Opérations Forestières

En vedette Nouvelles Nouvelles de l’industrie
Un indice pour calculer l’inflation

Les couts d’opération des entrepreneurs forestiers ont augmenté de 7,56% et 2021 et on prévoit plus de 10,41% en 2022.

30 juin, 2022  par Louis Dupuis, économiste forestier


Au cours des dernières années l’inflation est plus élevée pour les entrepreneurs forestiers que l’IPC.

L’Indice pondéré de variations des coûts des entrepreneurs forestiers québécois (IPVCEFQ) est un outil spécifique pour les entrepreneurs forestiers du Québec afin de démontrer hors de tout doute les impacts significatifs de l’augmentation constante des coûts d’opération qui s’élèvent à 33,60% sur la période de 2011 à 2021. 

L’IPVCEFQ est ni plus ni moins que l’équivalent de l’IPC (Indice des prix à la consommation), mais il a été conçu spécifiquement pour mesurer au fil du temps les variations des coûts d’opération des entrepreneurs forestiers au Québec. L’indice reflète uniquement la variation « pure » des coûts d’opération.

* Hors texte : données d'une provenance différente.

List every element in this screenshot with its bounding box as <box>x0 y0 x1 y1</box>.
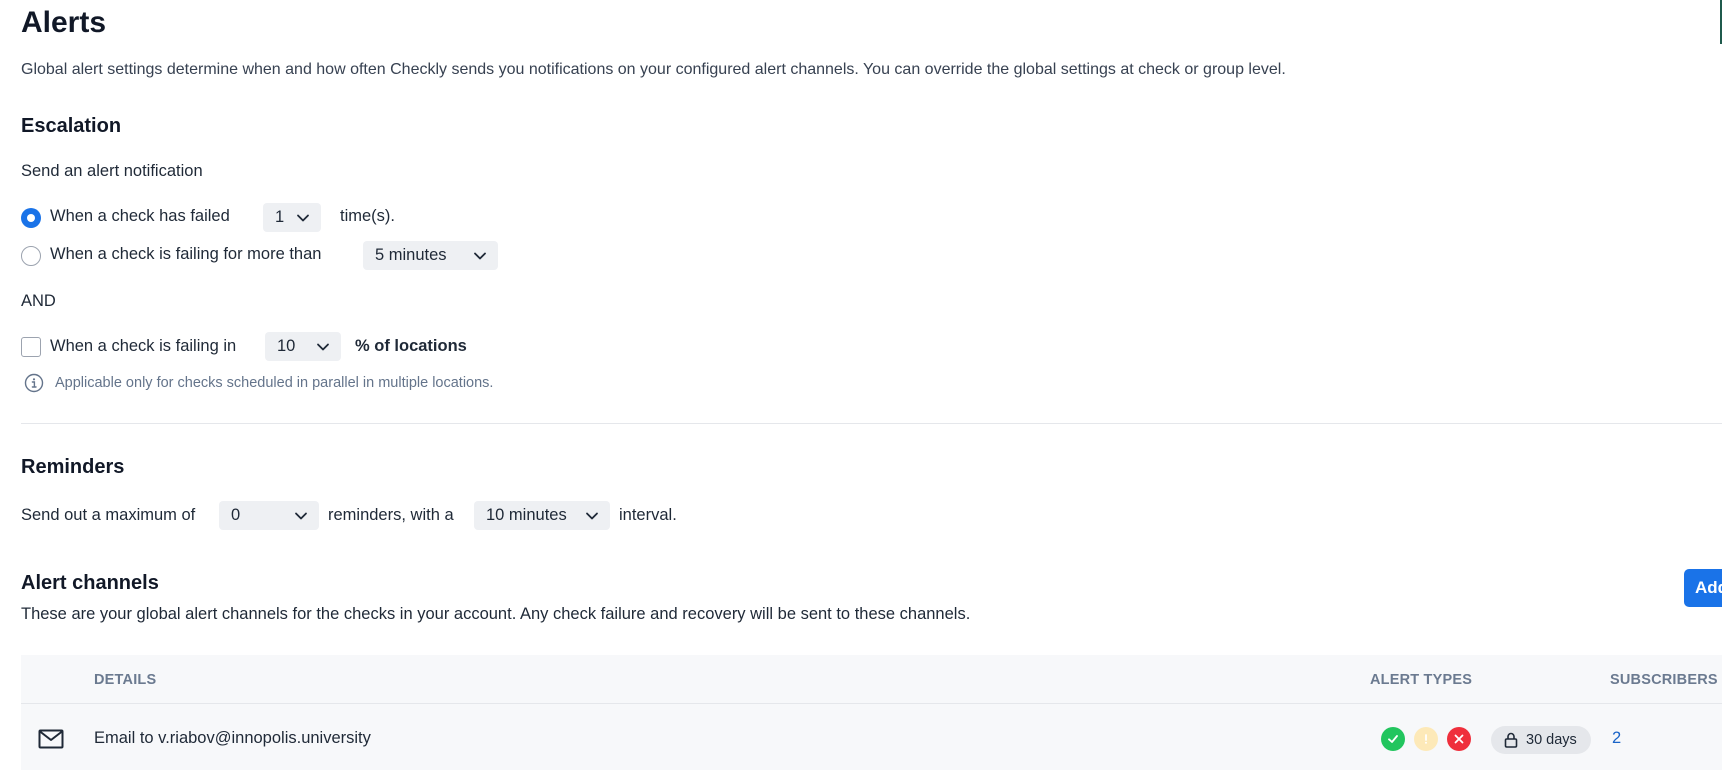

Pourquoi avoir développé un tel indice? Parce que les entrepreneurs forestiers québécois subissent d’importantes augmentations de leurs coûts d’opération depuis plusieurs décennies, et que ces augmentations se sont accentuées de façons très significatives dans les dernières années avec la pénurie de la main-d’œuvre, les pénuries de toutes sortes (acier, composantes électroniques, pièces de remplacement, etc.), les ruptures des chaînes d’approvisionnement, l’inflation généralisée, les fluctuations importantes des produits pétroliers, etc. Pour l’instant, rien ne permet de mesurer de manière spécifique tous ces impacts sur les coûts d’opération des entrepreneurs forestiers, et ces derniers peuvent difficilement repasser les augmentations qu’ils subissent aux industriels qui les emploient.

Advertisement

C’est pourquoi l’IPVCEFQ a été créé. Afin de fournir un outil avec des chiffres officiels, et spécifiques aux entrepreneurs forestiers, pour démontrer aux industriels, hors de tout doute, les impacts de ces variations sur les coûts d’opération.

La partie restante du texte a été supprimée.